Unions seeking to represent bargaining units with both solely and jointly employed workers will no longer have to obtain consent from both employers, the National Labor Relations Board ruled in July.

In its 3-1 decision, the board held that for bargaining units that include workers solely employed by the company, and those who work at the company but are employed through another entity, consent from both entities is not necessary.

In order for a combined bargaining unit to be appropriate, the board said, the workers simply must share a “community of interest.” 

The employer will then be required to bargain all terms and conditions of employment for the unit’s employees that it solely employs and has “the authority to control.”

Healthcare groups, including the American Hospital Association, urged the NLRB to uphold its requirement of consent from both employee groups when a bargaining unit combines both solely and jointly employed workers. 

The issue is especially pertinent in healthcare, the AHA said, since jointly employed contingent workers, such as those employed by staffing agencies “play a vital role in the delivery of patient care.”

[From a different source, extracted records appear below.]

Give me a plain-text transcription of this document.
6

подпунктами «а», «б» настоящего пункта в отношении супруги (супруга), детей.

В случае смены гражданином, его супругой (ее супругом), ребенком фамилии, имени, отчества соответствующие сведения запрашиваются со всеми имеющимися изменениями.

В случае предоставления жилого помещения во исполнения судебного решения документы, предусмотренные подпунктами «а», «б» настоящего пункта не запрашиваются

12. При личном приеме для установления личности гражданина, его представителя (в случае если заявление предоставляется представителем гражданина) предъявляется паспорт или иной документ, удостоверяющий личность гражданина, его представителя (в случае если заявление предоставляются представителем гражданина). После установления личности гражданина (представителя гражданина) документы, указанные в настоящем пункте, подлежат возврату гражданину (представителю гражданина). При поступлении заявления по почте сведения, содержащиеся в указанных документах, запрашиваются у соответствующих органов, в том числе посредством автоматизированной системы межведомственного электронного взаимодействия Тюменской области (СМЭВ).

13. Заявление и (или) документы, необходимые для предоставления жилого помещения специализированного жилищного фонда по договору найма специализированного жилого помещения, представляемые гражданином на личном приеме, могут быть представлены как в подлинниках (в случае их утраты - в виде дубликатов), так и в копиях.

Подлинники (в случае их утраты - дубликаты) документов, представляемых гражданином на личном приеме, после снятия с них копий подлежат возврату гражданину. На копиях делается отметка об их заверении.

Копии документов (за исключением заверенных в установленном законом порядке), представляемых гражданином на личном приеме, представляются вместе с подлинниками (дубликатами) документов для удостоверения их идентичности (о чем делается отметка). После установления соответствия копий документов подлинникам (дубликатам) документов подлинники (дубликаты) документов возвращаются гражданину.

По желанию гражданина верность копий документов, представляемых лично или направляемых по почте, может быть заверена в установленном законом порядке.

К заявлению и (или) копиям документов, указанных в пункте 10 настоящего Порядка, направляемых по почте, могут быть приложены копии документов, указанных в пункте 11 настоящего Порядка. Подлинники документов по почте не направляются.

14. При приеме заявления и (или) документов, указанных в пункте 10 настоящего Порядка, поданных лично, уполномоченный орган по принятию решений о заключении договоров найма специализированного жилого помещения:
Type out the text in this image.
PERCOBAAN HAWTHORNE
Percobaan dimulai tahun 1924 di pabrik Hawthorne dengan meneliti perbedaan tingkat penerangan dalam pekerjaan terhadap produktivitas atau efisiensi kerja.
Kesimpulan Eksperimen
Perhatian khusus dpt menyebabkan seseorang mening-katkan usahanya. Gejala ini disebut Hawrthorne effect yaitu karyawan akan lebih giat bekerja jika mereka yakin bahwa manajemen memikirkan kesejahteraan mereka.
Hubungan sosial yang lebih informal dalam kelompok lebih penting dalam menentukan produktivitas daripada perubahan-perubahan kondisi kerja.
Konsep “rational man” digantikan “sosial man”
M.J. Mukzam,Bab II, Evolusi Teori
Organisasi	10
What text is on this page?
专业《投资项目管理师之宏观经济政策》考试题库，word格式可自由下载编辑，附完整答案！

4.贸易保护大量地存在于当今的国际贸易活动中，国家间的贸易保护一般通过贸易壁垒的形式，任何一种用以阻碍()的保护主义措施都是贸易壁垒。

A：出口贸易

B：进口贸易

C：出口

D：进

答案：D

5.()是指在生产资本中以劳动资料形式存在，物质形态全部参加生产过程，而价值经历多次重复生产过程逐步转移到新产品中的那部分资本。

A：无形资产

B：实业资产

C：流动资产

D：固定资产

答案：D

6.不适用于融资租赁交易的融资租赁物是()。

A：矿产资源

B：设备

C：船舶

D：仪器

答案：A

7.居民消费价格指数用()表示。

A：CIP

“In short, although the two groups of employees may share some interests, their interests on other important subjects diverge sharply,” the AHA said in a brief filed last year. “These non-cohesive units would make bargaining exponentially more difficult and thus increase the risk of potentially disruptive labor disputes.”

The NLRB’s decision overturns a 2004 decision, “Oakwood Care Center,” that required consent from both a long-term care facility and a staffing agency before a multi-employer bargaining unit was deemed appropriate.